Saturday, August 30, 2008

FAITH AS FISH

As you swim, it glides beside you, seeming
to grow with each sweep of your arms, each leg
kick’s brief wake as your slick body, gleaming
in dawn light, slides through rough sea, your vestige
of flesh somehow one with harsh waves as you
alter from crawl to breaststroke, butterfly,
your limbs now fire, lungs and mouth start to spew
steam as you dive, corner of your right eye
sensing form swell—angelfish to dolphin
to blue whale as you drive deeper down, down,
buoyancy lurching to grab hold, drag thin
body back to air, now caught in hole-blown
swell lifting you, force a sudden surprise,
your limp frame warm in caress of its rise.

Roger Armbrust
August 30, 2008

Wednesday, August 27, 2008

DENVER AIRPORT AT DUSK

Rockies’ peaks form Goliath’s ruptured spine
after the fall, their distant silhouette
also his dried-blood lower jaw, divine
images altering with this sunset’s
varied moods, seeming to fade behind bold
mountains, then blazing anew, fire mirrored
in vast cloud cluster, furnace to drive cold
from heaven. Now scarlet. Now Persian red.
And now this mammatus canvas recalls
Pillars of Creation—lustered columns
of dust crowning Eagle Nebula—sprawled
across starry space like lava.

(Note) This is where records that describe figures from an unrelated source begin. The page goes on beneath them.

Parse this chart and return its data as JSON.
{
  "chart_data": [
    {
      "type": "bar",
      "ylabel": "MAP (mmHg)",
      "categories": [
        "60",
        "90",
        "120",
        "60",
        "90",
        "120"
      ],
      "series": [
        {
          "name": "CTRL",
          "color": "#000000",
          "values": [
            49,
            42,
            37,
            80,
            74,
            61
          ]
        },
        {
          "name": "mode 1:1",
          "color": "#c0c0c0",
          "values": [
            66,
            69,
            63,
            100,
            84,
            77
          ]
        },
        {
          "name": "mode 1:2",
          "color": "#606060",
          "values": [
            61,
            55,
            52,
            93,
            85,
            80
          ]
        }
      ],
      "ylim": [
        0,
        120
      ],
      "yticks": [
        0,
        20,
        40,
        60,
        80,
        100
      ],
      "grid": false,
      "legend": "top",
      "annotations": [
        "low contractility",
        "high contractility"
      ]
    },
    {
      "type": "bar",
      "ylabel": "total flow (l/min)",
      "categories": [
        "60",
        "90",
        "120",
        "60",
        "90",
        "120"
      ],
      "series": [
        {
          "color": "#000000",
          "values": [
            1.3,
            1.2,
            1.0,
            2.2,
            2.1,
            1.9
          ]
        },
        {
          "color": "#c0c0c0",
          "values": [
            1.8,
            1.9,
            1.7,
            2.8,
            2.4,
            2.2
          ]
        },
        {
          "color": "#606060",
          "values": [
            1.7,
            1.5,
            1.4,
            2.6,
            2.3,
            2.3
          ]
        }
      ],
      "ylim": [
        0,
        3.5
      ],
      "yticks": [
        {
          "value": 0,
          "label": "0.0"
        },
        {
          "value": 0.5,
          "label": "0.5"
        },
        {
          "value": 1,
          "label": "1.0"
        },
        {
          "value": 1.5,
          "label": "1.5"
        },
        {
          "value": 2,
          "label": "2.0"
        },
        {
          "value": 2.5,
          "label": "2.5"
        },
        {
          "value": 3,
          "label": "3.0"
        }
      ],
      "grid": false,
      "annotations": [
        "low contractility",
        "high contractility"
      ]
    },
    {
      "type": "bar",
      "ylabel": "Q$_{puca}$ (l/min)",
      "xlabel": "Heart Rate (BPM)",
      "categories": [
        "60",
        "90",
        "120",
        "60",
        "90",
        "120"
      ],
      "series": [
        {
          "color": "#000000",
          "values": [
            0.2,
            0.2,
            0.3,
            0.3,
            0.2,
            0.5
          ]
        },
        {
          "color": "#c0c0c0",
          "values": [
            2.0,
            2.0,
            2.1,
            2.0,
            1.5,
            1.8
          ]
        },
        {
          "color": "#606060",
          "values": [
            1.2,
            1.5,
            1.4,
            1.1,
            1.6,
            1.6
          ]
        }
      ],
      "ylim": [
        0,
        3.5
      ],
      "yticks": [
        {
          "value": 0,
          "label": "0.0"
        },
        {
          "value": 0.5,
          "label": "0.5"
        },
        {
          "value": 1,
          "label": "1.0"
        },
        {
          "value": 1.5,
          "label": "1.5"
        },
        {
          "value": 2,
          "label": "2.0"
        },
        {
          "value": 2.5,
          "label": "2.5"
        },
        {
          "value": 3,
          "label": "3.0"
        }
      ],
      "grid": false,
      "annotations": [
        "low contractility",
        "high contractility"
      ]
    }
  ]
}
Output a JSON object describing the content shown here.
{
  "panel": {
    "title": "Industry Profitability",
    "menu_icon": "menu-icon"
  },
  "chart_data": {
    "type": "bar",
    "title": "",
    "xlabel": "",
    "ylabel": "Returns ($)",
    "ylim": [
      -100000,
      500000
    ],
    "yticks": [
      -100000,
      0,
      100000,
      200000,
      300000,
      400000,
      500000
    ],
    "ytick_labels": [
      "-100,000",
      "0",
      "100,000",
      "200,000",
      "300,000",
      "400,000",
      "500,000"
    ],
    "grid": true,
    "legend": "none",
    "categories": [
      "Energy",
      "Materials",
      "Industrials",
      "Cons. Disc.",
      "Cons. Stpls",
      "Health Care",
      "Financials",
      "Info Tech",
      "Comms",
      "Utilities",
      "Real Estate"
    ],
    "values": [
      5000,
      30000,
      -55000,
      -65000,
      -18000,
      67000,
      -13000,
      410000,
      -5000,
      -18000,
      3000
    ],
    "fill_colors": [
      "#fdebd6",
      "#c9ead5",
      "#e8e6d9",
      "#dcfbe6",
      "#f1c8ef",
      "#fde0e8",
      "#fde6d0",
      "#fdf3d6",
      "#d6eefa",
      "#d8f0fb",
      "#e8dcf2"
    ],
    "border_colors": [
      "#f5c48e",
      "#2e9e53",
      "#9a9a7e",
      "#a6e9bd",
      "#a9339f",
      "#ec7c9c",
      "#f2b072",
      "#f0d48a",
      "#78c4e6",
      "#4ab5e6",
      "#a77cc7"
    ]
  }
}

Solemn
as priest and nun at sunrise, we would gaze
through telescopes, deep breaths our humble praise.

Roger Armbrust
August 27, 2008

Sunday, August 10, 2008

BAHÁ'U'LLÁH

Your banishment map covers four countries,
price of accepting the Báb. In Tehran’s
underground dungeon, as visionary
you hear mystical voice of the maiden
call you “he whom God shall make manifest.”
At Baghdad’s Garden of Ridván, among
fan-shaped palms and mute faithful, you profess
your messiah’s mission—soft, inspired tongue
singing obedience, reason, and love.
From Constantinople, the Ottomans
and Persians see the Bábi split. They shove
you to Akká’s prison. Bahji’s mansion
will house your final years, captors at ease
at last with your preachings, your piercing eyes.

Roger Armbrust
August 10, 2008

Saturday, August 9, 2008

CLEANSING

This water runs across my hands like air
over alveoli’s purified beds
of capillaries. This warm water flares,
reflecting light, forming gleaming stream fed
by the hydrogen bond. This bubbling flow
of water, earth’s master solvent blending
with alkali and fatty acids, glows
with globes of soapsuds, their clusters mending
my fingers’ sins, my palms’ reflexive greed,
my angry knuckles’ bare, slashing assaults.
This splashing, filmy water seems to plead
for grace, praying my life drains free of fault
as my soft, forgiven grasp enfolds you,
night’s rain praising my blessed gift to hold you.

Roger Armbrust
August 9, 2008

Thursday, August 7, 2008

BEAST

Love, you’ve watched me at my preying levels:
lower vertebrate like shark, my angry
mouth a seething spiracle. I’ll grovel
like leech to anesthetize as I try
to swallow you whole. I fear my bête noire,
drowning in black bile, fierce insanity
gazing in mirror, fancying a gar
reciting Hitler—epic vanity.
Yet you, my wise Metis, cunning magic
flowing from your fingertips, encircle
your lithe frame with gleaming steel. No tragic
end. You heal black humor with miracle
of wit. Sing how I’m the good shepherd’s lamb
(not the ass of burden we know I am).

Roger Armbrust
August 07, 2008

Monday, August 4, 2008

QUIVERING SILHOUETTES

This monstera leaf shaped like sea-green heart
grasps sun through Catherine and Eric’s wall
of living-room windows, creating art
of quivering silhouettes on a pall
of golden yellow like a cardiac
X-ray revealing flexing mitral valve
and papillary muscles’ last contracts,
or now shaggy felt uterine wall halved
by a single brave sperm, head and long tail
like a twitching bean sprout. And suddenly
I recall candlelit night we regaled
our daughter’s conception, eyes silently
deciding to make life, bodies kneeling,
quivering silhouettes on the ceiling.

Roger Armbrust
August 4, 2008

Friday, August 1, 2008

BELOVÉD

Plato, knowing of guardian angels,
leads Socrates to cite them in Phaedo
as guides. Job speaks of go-betweens. Michael
appears in prophet Daniel’s book. And so
we stand together again, our bodies
whole and blessed, no doubt led to each other
through these keepers of all humans, at ease
with our softest touch despite vanished years,
our flesh and tears so far from sight. Perhaps
we called upon these nurturing spirits
in our youth, not knowing honesty as
prayer. But patrons know. Let’s say they hear it
in our laughter. Surely your grace delights
protectors’ eyes, always with God in sight.